The phrase “Talk to a real person” is changing from a basic consumer expectation into a premium subscription tier. The ultimate status symbol in 2028 won’t be a sports car; it will be a company guaranteeing an “Artisanal Human Experience” — a real expert whose time you can actually afford to buy.
The Right to a Human
As we celebrate the billions dollars flowing into data centers, we must ask: efficiency for whom? When welfare benefits, identity verification, and municipal complaints are entirely automated, the vulnerable fall through the cracks. Eubanks warned us that technology allows institutions to hide their cruelty behind a veneer of objective math.

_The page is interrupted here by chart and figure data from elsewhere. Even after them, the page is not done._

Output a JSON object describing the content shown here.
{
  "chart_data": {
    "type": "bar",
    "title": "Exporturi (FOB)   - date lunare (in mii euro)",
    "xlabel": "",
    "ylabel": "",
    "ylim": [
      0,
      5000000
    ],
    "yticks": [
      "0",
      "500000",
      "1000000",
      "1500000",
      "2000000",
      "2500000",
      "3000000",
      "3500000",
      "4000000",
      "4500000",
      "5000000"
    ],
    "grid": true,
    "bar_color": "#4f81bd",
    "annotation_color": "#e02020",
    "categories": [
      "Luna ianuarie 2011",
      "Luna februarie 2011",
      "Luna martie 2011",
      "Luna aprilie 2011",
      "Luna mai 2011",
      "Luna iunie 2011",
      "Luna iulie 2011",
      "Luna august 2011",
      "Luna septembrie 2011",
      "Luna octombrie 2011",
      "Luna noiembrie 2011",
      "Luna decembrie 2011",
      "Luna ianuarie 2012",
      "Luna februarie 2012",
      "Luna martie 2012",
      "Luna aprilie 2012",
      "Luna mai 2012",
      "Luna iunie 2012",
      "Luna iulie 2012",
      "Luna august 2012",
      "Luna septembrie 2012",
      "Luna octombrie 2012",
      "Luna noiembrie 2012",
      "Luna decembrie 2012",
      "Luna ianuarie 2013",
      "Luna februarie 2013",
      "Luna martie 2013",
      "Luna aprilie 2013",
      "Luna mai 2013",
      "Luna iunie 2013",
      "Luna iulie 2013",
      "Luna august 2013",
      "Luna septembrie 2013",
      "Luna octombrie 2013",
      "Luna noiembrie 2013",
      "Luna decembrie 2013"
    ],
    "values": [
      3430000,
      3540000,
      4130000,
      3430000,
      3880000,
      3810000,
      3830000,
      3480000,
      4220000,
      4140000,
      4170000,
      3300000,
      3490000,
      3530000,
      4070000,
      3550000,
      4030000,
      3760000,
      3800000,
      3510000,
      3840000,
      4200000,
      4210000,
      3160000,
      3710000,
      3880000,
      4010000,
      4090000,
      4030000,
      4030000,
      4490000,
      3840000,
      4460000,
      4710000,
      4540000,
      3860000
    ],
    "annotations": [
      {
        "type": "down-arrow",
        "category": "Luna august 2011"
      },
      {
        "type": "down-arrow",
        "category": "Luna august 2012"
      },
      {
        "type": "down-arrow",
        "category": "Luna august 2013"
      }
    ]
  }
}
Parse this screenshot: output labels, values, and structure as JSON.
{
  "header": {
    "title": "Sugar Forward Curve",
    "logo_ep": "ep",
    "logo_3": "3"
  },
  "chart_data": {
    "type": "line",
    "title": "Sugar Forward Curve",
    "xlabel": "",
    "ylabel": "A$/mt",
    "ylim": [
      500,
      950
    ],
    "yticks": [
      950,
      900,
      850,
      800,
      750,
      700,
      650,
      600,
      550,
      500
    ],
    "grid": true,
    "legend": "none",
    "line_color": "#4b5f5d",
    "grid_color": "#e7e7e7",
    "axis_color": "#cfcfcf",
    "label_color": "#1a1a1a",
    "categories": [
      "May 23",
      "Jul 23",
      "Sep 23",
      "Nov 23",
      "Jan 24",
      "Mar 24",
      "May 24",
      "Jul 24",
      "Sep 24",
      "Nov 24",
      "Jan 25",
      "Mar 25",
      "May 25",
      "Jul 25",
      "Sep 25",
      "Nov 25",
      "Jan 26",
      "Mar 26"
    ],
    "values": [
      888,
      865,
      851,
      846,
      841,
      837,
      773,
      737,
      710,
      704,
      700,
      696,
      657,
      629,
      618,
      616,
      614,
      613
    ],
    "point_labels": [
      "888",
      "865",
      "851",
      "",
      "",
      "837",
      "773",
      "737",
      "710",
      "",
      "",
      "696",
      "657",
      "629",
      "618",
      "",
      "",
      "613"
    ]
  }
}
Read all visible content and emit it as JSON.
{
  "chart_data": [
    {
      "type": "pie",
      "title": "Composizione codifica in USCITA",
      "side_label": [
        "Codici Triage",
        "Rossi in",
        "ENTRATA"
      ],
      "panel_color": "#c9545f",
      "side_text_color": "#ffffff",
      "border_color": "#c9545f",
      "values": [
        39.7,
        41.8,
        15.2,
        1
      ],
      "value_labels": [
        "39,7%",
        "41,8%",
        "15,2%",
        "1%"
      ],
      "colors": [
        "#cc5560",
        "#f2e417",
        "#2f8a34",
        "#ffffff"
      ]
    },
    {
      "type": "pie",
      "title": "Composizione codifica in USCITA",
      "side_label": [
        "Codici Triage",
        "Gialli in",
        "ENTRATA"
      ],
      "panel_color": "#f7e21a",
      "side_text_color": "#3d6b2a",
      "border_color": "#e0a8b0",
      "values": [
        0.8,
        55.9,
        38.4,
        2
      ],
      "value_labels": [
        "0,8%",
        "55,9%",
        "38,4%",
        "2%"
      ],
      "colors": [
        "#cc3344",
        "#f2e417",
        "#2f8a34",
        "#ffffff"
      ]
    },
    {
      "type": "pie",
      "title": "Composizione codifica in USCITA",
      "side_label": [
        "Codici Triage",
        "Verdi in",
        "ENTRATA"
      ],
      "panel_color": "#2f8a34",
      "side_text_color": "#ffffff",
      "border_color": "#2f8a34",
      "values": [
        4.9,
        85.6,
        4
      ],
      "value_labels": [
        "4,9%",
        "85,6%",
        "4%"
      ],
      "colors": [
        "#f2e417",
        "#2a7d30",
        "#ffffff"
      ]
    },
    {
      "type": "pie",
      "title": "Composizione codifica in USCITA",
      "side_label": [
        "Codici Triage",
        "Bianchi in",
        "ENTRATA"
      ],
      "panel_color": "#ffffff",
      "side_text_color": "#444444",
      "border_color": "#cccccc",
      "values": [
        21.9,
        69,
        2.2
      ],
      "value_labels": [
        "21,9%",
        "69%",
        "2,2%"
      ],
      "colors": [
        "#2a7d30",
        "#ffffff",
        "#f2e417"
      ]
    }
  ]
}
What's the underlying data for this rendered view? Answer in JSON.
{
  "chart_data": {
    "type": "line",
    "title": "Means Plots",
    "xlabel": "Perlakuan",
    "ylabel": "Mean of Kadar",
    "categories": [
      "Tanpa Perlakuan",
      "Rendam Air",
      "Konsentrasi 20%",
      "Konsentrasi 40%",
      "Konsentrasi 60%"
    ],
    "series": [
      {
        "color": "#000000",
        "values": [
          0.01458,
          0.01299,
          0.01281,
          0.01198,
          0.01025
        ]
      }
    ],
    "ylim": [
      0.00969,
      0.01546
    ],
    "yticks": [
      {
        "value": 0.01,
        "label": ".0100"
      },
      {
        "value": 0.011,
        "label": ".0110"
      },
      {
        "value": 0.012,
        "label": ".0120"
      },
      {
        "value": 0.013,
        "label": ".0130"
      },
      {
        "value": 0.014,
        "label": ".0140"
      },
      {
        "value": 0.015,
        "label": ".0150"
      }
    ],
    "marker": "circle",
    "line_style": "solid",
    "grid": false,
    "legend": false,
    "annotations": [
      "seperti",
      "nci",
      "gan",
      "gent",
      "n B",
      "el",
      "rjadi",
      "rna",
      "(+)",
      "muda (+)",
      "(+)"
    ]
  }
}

We don’t just need regulations that demand tech platforms delete deepfakes in three hours. We don’t just need the Supreme Court to exempt itself from AI judgments. We need protections for the everyday consumer who is currently in the crosshairs of this massive funding boom. If a machine denies you a job, terminates your insurance, flags your tax return, or rejects your Government benefits, you must have the legal right to force a human being to look you in the eye and explain why. We need to legally enshrine a “Right to a Human” before the architecture of this new class system hardens permanently.
Tech billionaires love to tell us that their AI models will elevate humanity. But if we aren’t careful, humanity itself will become just another luxury good — priced out of reach for everyone except those who can afford the artisanal experience of being treated like a person.